Comment 18 for bug 1824687

Revision history for this message
Heikki Hannikainen (hessu) wrote :

I have had this crash, with the ip6_expire_frag_queue stack trace, more than 18 times since 2019-04-16 on more than 10 different servers in 8 different countries. There have been some more crashes, but from these ones the panic dump managed to go out to a remote syslog server where it's easy to grep. Crash count by kernel version; these are on both trusty and xenial:

2 crashes: 4.4.0-144-generic #170~14.04.1-Ubuntu
8 crashes: 4.4.0-145-generic #171-Ubuntu
8 crashes: 4.4.0-146-generic #172-Ubuntu

Downgrading to 4.4.0-143 now, as that build does not seem to have the "ipv6: frags: rewrite ip6_expire_frag_queue()" change; it first appears in 4.4.0-144-generic image.

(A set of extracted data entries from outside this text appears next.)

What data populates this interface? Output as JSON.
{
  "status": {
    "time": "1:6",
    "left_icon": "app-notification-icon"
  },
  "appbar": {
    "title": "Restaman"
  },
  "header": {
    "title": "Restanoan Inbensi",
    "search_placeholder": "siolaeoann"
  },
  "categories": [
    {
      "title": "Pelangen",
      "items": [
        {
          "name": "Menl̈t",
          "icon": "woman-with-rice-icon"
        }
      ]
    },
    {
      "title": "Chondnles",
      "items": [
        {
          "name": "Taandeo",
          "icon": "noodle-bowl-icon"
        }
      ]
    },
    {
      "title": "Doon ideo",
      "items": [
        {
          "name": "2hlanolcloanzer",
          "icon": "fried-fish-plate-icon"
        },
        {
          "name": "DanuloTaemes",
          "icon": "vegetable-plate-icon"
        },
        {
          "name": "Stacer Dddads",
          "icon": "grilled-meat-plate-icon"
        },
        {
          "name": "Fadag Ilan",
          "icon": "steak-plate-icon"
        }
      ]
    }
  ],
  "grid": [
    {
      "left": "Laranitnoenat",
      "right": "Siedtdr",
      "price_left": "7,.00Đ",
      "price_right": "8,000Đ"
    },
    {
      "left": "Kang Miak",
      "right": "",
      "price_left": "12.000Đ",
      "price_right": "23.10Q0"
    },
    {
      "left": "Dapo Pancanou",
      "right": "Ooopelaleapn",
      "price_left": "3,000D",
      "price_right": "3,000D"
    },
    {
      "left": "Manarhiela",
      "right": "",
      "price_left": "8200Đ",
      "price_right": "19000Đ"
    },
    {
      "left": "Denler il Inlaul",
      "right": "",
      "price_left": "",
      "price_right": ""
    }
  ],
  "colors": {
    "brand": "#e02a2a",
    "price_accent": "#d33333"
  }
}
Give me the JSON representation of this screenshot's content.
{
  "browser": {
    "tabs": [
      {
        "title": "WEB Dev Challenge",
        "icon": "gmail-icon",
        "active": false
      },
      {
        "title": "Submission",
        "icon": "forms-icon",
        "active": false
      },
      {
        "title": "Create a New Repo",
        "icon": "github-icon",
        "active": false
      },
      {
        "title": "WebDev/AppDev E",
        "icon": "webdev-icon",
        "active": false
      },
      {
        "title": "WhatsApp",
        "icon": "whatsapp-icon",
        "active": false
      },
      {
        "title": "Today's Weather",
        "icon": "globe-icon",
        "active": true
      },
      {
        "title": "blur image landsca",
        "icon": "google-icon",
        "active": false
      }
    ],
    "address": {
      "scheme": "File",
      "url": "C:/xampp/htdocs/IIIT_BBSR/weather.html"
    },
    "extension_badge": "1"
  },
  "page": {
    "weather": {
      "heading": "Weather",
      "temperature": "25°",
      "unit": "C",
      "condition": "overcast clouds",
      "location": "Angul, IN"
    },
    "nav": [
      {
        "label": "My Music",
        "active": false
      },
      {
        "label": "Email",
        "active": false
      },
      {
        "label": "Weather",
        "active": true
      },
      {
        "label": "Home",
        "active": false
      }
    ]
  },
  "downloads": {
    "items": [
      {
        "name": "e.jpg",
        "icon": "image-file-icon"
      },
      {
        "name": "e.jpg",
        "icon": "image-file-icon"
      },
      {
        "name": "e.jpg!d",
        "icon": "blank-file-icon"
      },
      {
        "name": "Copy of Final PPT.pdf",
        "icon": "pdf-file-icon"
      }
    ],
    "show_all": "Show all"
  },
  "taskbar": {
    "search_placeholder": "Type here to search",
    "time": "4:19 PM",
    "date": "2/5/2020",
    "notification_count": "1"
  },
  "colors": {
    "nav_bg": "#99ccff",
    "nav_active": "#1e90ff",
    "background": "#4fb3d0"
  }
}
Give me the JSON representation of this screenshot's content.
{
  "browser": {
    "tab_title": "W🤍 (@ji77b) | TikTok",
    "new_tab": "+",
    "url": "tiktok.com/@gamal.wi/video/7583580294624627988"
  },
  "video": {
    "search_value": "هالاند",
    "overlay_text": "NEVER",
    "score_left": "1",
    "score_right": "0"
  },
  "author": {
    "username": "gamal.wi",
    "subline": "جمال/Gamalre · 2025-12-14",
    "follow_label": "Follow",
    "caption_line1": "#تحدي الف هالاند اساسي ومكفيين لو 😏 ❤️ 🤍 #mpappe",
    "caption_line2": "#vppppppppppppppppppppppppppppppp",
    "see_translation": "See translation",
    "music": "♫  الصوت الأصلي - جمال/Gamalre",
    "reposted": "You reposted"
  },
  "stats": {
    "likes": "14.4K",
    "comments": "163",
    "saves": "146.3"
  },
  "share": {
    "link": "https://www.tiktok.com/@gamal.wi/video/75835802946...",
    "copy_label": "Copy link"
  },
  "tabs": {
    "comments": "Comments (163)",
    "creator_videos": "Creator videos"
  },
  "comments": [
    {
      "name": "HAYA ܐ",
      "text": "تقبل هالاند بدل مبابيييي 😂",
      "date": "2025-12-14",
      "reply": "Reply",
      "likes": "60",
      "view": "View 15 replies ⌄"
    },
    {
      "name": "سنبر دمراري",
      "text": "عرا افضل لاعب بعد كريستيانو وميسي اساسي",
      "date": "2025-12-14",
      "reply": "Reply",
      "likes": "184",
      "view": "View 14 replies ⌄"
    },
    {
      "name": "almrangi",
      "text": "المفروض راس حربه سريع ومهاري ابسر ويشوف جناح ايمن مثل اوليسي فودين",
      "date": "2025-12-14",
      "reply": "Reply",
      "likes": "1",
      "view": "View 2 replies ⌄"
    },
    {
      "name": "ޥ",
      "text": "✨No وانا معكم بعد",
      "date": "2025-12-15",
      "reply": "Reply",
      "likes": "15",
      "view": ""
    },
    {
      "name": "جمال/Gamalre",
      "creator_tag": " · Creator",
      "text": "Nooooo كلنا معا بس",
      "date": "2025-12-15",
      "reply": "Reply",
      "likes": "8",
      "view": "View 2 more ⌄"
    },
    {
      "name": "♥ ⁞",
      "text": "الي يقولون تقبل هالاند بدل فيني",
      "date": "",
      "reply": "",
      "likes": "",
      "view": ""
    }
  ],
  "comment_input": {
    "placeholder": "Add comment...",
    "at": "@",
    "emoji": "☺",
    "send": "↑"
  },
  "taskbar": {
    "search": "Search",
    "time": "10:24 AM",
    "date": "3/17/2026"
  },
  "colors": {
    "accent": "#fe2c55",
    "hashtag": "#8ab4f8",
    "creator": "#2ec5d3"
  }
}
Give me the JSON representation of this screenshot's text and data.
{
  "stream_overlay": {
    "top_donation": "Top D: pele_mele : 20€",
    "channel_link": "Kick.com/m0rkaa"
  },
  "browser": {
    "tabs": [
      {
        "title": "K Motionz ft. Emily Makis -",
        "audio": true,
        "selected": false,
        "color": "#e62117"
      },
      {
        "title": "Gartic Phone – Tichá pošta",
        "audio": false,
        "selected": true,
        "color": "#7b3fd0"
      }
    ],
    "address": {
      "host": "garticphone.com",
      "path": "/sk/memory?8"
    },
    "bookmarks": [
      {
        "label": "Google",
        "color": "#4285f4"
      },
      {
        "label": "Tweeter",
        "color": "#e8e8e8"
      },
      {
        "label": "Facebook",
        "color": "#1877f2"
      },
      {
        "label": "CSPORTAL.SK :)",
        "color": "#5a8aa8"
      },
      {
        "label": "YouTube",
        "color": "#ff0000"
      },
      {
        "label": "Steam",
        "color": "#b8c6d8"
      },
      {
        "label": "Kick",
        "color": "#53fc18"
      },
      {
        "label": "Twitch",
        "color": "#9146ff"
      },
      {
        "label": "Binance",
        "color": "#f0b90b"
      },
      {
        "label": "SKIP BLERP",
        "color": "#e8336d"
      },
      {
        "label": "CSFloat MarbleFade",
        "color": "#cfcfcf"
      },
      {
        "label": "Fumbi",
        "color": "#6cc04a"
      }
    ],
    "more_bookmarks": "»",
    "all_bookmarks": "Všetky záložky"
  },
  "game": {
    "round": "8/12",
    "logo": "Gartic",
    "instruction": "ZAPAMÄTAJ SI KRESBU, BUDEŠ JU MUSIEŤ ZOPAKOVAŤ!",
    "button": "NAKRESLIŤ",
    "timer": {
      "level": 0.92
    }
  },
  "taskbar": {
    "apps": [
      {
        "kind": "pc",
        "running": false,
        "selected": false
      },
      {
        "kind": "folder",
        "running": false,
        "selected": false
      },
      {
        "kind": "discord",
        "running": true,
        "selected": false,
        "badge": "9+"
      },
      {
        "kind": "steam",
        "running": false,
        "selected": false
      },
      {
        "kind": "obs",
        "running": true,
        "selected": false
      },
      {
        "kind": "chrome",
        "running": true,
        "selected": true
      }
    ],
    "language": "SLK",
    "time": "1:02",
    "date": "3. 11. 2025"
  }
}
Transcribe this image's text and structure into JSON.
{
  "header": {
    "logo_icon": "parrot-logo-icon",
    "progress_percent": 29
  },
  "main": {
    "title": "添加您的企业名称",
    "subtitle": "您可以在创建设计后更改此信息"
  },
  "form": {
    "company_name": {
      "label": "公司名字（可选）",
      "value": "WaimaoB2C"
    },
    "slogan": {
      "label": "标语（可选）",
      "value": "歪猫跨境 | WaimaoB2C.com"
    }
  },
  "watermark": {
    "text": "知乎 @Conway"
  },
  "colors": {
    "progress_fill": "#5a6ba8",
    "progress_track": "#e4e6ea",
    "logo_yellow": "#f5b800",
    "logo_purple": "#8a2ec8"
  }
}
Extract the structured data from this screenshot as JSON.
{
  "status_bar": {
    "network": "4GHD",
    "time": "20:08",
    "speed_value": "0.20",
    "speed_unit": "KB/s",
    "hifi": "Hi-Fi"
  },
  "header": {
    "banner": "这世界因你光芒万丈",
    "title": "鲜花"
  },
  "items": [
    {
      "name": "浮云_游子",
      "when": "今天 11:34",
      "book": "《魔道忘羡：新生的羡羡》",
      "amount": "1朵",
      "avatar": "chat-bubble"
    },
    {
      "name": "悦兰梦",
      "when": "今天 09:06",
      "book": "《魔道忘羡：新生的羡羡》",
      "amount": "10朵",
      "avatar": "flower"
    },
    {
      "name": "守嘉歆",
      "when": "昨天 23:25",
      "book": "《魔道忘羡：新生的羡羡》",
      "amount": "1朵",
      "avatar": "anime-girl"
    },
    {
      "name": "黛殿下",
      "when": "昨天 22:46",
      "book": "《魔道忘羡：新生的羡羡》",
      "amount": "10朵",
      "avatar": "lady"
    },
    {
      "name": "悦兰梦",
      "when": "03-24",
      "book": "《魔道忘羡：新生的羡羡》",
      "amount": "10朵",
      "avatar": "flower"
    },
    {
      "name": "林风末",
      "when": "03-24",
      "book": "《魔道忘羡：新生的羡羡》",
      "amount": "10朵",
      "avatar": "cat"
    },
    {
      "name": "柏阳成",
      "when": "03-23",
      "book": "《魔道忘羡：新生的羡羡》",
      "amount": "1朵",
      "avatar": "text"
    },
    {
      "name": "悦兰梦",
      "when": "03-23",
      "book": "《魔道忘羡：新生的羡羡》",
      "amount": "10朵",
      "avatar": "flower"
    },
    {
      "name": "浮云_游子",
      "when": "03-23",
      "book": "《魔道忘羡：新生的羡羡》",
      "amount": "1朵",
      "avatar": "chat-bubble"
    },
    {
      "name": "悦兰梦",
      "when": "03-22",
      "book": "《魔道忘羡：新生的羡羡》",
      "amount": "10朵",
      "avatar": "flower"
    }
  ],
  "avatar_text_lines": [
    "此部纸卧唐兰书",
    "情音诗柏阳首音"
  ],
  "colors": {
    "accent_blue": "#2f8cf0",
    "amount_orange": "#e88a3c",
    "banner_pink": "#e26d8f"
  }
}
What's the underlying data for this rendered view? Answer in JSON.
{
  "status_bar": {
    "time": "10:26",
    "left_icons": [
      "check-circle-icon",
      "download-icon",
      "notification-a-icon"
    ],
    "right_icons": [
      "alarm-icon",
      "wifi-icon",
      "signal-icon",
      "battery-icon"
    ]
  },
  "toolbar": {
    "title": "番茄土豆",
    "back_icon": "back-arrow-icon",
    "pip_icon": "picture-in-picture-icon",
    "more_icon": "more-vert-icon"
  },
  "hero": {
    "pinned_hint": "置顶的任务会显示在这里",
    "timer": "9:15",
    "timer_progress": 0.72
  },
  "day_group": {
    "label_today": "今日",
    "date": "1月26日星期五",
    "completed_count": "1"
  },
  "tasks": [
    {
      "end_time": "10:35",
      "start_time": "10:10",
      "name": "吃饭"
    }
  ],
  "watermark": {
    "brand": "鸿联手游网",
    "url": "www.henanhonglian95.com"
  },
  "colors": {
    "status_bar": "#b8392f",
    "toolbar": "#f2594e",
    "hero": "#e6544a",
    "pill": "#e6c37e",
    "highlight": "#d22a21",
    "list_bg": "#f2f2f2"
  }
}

I think by tomorrow it's clear whether that kernel is stable as we're now having multiple crashes per day (last crash 50 minutes ago).

These are routers running NAT & firewall & some applications, with substantial IPv6 traffic.

Interestingly the crashes only happen on bare hardware. We have a much
larger number of VMs doing the same thing, most of them now running
4.4.0-146, and none of them have crashed like this. The hardware instances
do have a larger number of CPU cores, the VMs only have 2 or 4.

I am also seeing crashes on 4.15.0-48-generic hwe kernel running on xenial,
but no stack trace to show yet.

Attaching kernel stack trace file containing several crashes on various servers (hessu-ipv6_expire_frag_queue-crashes.txt).